Clinoptilolite, a natural zeolite, is mined in Wolsungkun, Kyungsang-bukdo. Because of high $SiO_2/Al_2O_3$ ratio, clinoptilolite zeolite shows great stability to heat-and acid-treatments. The application of natural zeolite as adsorbents and catalysts, however, is limited by its small pore size. By treating with acids, clinoptilolite can be modified to adsorb considerable amount of large molecules such as benzene.
In this study clinoptilolite samples were treated with hydrochloric acid, sulfuric acid and phosphoric acid of different strength. The adsorption characteristics and crystal structure of the original and acid-treated elinoptilolite have been studied. Also their catalytic activities in cumene cracking and toluene disproportionation reactions have been investigated.

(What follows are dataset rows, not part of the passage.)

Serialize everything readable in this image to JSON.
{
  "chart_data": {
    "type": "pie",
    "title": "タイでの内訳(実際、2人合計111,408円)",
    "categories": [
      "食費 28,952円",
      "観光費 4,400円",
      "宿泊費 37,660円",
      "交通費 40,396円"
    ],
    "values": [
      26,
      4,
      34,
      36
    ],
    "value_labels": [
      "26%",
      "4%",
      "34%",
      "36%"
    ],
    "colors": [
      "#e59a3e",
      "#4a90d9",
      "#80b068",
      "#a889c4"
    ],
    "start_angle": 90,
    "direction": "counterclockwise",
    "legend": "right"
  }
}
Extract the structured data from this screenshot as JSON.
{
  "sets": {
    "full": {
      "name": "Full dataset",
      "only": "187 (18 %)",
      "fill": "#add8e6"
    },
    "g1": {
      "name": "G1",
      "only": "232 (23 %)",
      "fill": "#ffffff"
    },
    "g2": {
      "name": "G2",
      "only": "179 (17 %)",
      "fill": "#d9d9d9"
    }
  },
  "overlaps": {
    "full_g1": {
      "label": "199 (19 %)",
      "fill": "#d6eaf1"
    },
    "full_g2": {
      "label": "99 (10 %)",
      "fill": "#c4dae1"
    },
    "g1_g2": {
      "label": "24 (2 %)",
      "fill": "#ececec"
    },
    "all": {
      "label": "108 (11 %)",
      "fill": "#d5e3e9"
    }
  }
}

The adsorbed amount of nitrogen, methanol and benzene on acid-treated clinoptilolites were measured in volumetric adsorption unit. By treating with hydrochloric acid, the adsorbed amount increased to 5-fold for nitrogen, to 3-fold for benzene, but for methanol no significant change was observed. As acid strength increased further, there were declines both in adsorption capacity and crystallinity. The results showed that the increase of adsorbed amount was caused by the rearrangement of the pore entrance and cation exchange.
A method for determination of clinoptilolite content in natural mineral based on benzene adsorption on acid-treated sample could be proposed. By this method, the original sample used in this study was found to contain approximately 45% of clinoptilolite.
The acidities of hydrochloric acid-treated clinoptilolites were determined by Benesi method. The samples treated with 0.25N, 0.5N and 1N acids where the crystal structure were maintained, showed strong acid sites, those were absent from the original sample and that treated with high concentration acids.
Using pulse technique in micro-reactor system, the catalytic activities of hydrochloric acid-treated clinoptilolites in cumene cracking and toluene disproportionation reactions were measured. For cumene cracking reaction, the maximum conversion was observed for the 0.5N hydrochloric acid-treated sample. The maximum benzene adsorption also was observed for same sample. Adsorbed amount of benzene for sample treated with acid concentrations higher than 3N were about the same as original sample, but the conversion rate of the former was higher than that of the latter. These facts suggested that the conversion rate was determined mainly by diffusion of cumene and the product through the pore structure.
In the toluene disproportionation reaction, the same trend was observed. But the rate of deactivation was severe for sample with strong acid sites. Since catalyst with strong activity was deactivated easily in the condition without supply of hydrogen, the maximum conversion was shifted to the sample treated with higher concentration of acid, 1N.